Несмотря на хорошую погоду, когда, по поговорке, день год кормит, последние единоличники с утра до позднего вечера толкутся под окнами районного земельного отдела. Спорят, кричат, что-то требуют, в азарте шмякают о землю праздничными картузами. Над ними верховодит старший сын исполкомовского кучера деда Козлова — Прокоп, мужик тускло-рыжий, некрасивый, сухопарый, как жердь.
Люди добрые, да что ж это такое деется! — дерет Прокоп глотку. — В раззор вводят хрестьянина! За хрип берут!..

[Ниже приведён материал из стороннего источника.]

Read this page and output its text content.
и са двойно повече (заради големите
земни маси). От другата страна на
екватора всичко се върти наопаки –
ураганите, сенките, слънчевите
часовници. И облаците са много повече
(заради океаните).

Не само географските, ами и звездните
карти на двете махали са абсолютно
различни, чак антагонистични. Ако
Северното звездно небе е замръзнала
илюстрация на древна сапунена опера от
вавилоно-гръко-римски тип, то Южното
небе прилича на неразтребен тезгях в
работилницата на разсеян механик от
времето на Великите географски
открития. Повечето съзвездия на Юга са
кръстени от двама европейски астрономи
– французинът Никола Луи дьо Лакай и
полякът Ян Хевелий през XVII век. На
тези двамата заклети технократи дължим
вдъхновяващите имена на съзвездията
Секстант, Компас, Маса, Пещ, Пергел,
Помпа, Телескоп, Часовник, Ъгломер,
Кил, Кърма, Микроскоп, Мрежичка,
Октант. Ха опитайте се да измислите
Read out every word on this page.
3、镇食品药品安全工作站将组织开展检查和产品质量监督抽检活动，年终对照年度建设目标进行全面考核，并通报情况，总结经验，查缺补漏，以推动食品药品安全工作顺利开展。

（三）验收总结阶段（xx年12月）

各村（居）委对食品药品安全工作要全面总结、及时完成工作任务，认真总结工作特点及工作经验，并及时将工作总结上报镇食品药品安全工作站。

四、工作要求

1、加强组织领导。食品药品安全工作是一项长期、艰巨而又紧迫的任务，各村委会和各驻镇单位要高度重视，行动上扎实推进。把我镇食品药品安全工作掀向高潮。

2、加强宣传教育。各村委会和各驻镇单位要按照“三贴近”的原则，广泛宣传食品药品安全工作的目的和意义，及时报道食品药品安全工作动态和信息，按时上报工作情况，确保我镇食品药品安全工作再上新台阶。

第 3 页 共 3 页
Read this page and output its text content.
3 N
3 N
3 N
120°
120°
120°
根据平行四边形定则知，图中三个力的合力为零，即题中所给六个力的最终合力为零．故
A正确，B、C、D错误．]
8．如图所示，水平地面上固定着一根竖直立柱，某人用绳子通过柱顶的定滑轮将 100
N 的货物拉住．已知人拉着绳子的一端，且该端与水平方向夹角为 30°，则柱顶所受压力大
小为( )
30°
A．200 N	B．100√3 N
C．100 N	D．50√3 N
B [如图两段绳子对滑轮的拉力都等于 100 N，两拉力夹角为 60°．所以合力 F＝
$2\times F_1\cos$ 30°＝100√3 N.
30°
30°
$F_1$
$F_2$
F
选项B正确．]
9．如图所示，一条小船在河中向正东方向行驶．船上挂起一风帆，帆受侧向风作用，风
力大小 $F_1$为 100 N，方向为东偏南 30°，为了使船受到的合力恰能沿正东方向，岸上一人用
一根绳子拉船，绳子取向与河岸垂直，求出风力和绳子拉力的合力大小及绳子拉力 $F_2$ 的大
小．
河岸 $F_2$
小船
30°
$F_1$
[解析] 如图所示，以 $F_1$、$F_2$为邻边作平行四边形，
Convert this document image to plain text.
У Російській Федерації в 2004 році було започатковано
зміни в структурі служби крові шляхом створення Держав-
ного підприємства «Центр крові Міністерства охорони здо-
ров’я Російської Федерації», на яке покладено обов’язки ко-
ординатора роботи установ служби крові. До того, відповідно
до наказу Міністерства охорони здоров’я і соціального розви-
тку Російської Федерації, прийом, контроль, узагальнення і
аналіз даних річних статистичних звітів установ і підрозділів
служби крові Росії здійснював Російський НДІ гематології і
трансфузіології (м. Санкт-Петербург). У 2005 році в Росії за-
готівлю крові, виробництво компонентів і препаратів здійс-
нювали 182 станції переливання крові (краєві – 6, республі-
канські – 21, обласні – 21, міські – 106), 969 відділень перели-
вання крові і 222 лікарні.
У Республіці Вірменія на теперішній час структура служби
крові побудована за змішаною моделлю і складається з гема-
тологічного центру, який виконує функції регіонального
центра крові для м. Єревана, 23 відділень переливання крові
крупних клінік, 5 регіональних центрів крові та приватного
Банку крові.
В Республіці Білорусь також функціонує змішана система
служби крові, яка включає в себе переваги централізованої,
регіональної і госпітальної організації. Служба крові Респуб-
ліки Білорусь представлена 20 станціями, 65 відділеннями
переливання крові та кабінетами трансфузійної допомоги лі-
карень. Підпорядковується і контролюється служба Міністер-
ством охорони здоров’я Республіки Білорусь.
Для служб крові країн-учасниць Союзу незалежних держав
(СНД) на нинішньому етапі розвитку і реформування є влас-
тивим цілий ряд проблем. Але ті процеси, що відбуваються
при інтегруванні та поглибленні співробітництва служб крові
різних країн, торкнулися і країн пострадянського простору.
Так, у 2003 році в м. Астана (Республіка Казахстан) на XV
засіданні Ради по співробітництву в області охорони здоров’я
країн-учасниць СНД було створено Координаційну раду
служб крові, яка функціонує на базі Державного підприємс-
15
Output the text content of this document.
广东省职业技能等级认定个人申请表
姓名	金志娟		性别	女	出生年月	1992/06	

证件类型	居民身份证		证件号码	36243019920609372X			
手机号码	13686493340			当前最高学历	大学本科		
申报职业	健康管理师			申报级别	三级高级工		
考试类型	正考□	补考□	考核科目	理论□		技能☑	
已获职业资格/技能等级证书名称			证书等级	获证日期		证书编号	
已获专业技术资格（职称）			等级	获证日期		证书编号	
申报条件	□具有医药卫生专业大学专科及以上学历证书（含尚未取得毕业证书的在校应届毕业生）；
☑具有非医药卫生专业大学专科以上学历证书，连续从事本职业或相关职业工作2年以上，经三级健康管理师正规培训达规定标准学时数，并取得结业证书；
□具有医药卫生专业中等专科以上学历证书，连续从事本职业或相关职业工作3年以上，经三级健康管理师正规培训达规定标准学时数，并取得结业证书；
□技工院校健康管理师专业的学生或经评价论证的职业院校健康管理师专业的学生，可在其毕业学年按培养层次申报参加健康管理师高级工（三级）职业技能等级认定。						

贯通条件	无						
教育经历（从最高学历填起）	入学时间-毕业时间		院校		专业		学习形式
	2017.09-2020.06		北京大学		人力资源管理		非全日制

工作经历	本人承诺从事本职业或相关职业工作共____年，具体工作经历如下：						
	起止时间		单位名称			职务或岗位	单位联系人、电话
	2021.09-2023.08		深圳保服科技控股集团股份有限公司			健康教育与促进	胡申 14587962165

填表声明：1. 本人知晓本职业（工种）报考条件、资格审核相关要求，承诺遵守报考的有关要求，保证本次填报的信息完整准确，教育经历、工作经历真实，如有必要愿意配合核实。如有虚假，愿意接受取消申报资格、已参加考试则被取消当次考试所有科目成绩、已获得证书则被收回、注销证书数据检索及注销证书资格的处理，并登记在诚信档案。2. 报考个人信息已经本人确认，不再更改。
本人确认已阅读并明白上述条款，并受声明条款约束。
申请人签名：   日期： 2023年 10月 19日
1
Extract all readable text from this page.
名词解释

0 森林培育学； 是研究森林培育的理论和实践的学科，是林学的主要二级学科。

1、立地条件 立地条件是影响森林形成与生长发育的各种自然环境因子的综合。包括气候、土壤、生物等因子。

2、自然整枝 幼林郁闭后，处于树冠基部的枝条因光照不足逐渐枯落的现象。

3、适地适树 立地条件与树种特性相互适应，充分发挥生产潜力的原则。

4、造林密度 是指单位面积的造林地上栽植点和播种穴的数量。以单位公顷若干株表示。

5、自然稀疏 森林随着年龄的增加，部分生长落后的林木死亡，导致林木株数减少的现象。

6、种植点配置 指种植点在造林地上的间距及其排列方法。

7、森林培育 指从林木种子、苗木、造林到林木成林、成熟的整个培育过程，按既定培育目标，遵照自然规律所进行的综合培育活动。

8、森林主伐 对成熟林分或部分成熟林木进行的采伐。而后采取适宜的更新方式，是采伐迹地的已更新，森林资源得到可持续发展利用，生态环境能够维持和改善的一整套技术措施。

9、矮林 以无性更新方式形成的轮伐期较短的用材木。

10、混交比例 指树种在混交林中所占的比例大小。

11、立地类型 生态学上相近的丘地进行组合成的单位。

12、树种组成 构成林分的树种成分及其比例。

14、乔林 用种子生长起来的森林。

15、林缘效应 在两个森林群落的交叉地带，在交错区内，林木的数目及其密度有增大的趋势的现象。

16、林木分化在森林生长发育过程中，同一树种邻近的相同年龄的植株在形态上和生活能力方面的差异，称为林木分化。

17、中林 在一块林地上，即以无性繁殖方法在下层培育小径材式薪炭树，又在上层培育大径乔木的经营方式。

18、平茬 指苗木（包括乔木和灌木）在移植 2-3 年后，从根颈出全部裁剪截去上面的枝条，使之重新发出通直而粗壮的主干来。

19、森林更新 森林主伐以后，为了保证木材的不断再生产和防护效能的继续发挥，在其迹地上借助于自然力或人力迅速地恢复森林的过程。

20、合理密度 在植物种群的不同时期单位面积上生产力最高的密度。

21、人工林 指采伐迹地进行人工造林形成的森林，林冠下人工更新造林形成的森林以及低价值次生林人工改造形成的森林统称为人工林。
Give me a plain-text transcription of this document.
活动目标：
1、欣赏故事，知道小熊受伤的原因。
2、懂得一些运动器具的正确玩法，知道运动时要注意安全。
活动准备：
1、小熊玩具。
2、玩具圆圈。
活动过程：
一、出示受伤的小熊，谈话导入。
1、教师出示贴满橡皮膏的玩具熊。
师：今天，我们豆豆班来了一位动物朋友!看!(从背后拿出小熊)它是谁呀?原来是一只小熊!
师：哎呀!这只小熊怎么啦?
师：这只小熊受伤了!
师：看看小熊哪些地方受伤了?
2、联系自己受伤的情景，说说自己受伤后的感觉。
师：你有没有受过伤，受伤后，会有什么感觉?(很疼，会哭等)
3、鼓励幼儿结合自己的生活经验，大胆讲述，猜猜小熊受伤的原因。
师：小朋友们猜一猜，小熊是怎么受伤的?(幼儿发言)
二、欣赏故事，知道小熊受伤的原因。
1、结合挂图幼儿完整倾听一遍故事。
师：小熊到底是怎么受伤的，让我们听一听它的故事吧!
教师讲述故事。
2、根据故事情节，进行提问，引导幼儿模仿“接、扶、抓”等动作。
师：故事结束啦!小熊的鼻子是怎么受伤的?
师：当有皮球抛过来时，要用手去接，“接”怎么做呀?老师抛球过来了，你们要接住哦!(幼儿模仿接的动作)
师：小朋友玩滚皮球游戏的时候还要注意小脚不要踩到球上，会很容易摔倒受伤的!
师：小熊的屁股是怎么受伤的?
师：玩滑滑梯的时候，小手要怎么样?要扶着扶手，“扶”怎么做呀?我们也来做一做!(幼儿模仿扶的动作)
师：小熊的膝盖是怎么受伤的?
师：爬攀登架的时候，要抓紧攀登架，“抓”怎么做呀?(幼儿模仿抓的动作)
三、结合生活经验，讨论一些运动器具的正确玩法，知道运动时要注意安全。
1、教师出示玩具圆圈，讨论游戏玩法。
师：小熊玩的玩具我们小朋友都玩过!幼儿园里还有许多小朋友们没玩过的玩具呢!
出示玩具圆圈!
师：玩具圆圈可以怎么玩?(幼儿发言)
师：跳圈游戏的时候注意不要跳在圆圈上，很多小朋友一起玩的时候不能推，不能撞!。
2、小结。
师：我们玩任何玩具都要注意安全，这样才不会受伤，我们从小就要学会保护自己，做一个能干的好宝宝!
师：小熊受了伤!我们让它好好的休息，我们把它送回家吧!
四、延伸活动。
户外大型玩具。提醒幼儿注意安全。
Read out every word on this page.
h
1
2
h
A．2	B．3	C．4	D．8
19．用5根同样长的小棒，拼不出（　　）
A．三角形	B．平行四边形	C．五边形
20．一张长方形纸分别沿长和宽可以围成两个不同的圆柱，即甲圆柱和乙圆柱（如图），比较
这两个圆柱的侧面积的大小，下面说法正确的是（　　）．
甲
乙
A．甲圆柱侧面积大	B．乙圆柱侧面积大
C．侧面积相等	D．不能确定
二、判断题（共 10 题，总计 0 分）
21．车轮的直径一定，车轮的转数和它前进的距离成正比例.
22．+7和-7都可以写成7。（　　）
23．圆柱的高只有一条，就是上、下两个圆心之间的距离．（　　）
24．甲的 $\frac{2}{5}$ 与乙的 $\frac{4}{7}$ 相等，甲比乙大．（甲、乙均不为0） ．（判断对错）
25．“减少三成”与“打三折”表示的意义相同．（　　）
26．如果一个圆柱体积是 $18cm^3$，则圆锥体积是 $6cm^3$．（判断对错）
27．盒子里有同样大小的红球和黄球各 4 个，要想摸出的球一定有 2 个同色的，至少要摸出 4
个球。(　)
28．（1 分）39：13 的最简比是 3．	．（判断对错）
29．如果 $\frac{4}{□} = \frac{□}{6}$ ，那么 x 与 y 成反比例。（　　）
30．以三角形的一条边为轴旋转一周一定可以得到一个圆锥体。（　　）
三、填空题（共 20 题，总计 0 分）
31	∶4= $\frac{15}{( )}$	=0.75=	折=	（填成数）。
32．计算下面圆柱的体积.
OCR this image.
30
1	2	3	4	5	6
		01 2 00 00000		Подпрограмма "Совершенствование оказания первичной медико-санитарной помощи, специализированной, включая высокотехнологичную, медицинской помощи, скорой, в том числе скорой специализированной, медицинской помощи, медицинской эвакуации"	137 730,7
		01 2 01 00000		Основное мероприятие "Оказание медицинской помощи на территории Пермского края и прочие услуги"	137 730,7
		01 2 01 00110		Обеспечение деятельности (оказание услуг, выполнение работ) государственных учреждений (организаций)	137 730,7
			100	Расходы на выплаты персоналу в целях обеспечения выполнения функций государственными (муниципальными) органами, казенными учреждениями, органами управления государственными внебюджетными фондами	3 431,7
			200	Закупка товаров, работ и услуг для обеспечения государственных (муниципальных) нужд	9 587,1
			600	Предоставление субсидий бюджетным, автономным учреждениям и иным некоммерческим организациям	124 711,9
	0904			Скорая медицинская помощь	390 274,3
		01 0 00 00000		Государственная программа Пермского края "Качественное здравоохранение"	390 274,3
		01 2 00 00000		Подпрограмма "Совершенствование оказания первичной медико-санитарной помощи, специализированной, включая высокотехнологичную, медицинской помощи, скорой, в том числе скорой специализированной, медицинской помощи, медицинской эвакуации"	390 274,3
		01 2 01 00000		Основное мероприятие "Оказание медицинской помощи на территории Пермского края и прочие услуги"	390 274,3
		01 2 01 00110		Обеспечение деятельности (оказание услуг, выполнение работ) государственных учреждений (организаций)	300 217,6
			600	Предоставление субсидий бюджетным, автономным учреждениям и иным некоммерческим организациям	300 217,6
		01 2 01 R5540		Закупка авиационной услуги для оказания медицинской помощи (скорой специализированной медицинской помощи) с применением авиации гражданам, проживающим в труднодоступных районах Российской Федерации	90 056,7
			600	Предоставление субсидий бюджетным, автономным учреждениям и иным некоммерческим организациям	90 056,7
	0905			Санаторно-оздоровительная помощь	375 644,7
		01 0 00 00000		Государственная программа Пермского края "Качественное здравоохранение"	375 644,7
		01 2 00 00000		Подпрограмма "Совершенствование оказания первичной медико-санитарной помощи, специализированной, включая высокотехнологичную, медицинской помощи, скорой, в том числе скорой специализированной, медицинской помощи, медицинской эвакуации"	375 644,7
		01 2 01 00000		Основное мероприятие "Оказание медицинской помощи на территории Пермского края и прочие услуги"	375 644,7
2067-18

Эй, Прокоп, уймись! — кричит ему с исполкомовского крыльца отец. — Уймись, смутьян посадский!
А иди ты, тятенька, к монаху под рубаху! — зло и не по-псковски неучтиво отвечает Прокоп родителю.— Помирать пора, а ты в мирские дела путаешься.
На Прокопа наезжает конем щеголеватый начальник милиции Чижов и тоже кричит на весь поселок:
— Прекрати агитацию, контра!
А вечером дед Козлов пьет у Тони чай и жалуется:
Пошла жизня сикось-накось. Брат на брата. И чего Прокоп ошалевает? Аль не хватает ему добра? Говорил, до скольких разов упреждал: «Пошто ты третьего коня заводишь? На кой он тебе ляд?» Куды там! Неслух нахратый. Кулака как есть изничтожаем, а он, мазурик, в кулаки прет...
Да,— соглашалась Тоня,— говорят, жаден ваш Прокоп...
— Уж так, доцка жаден, так жаден, дай волю — родных братьев да племяшей по миру пустит...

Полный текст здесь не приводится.